Q. How does this project represent an innovative solution to a specific development challenge?
A. The VCH project started with the vision of Jimmie Lee Coulthard, a Vietnam veteran whose life’s work has been to advocate for homeless veterans in need. Mr. Coulthard spent years pushing to find a permanent solution for Minnesota’s homeless veterans, caught in the cycle of transitional housing and substance abuse treatment facilities. The Twin Cities severely lacks affordable housing for sober individuals, especially veterans, so many would go from the sober house to the streets, only to find themselves using drugs or alcohol again. Mr. Coulthard attributed this problem to a lack of “step-up” housing that would provide minimal supports, and also have more privacy and security than a shared housing situation.
Though this project had very broad support from the community and public officials, and meets the state’s goals for housing homeless individuals, acquiring site control and finding an appropriate funding source for the project were extremely challenging.
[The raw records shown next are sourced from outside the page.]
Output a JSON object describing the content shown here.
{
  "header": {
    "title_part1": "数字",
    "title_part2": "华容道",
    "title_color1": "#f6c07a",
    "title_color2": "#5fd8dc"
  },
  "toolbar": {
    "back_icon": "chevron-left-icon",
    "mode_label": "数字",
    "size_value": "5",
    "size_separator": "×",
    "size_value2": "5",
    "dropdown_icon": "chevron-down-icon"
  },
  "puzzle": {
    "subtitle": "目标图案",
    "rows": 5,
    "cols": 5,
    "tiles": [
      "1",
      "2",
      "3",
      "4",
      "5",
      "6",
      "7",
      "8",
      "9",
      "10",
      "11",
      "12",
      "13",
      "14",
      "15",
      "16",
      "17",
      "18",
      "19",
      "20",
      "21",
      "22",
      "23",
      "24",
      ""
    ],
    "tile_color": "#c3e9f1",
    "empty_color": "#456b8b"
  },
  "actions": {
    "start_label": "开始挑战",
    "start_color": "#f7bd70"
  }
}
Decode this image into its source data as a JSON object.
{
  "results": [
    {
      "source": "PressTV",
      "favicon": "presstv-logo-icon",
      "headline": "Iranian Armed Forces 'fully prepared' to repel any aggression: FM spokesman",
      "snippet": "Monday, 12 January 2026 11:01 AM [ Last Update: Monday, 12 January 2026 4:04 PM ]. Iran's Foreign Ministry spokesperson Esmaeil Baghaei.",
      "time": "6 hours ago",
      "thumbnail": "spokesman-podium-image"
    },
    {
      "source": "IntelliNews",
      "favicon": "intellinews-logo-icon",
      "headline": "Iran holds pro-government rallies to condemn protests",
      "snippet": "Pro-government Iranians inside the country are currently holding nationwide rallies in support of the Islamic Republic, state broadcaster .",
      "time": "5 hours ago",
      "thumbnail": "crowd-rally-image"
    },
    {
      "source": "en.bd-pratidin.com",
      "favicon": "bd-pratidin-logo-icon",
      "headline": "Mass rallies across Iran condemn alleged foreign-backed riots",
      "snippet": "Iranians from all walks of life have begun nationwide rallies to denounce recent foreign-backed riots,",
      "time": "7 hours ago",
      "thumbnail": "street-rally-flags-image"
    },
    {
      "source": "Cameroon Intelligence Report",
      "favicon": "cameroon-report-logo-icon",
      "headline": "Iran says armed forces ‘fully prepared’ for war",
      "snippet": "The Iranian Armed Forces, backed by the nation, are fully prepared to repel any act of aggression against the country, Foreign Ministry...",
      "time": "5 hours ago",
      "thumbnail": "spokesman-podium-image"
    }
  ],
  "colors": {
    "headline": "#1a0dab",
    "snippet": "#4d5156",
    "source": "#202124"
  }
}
The intended population is very low-income and cannot pay market rents in the Twin Cities. With long-term operating subsidies for affordable housing a thing of the past, the development team had to find a way to keep rents affordable to individuals earning less than 30 percent of the area median income while being financially sound. In order to operate exclusively from project rents, the project needed to operate without debt service. Low income housing tax credits were not a good fit for the VCH proposal, and did not meet the MHFA’s goals for tax credit allocation in the year it was developed.
The project financing was introduced and sponsored by state legislators on both sides of the political aisle, and funding with general obligation bonds was granted. To carry out the financing, the project needed to be developed in partnership with a public entity. Hennepin County stepped up to act as owner of the development. This would not have been possible without the support of Hennepin County’s Board of Commissioners.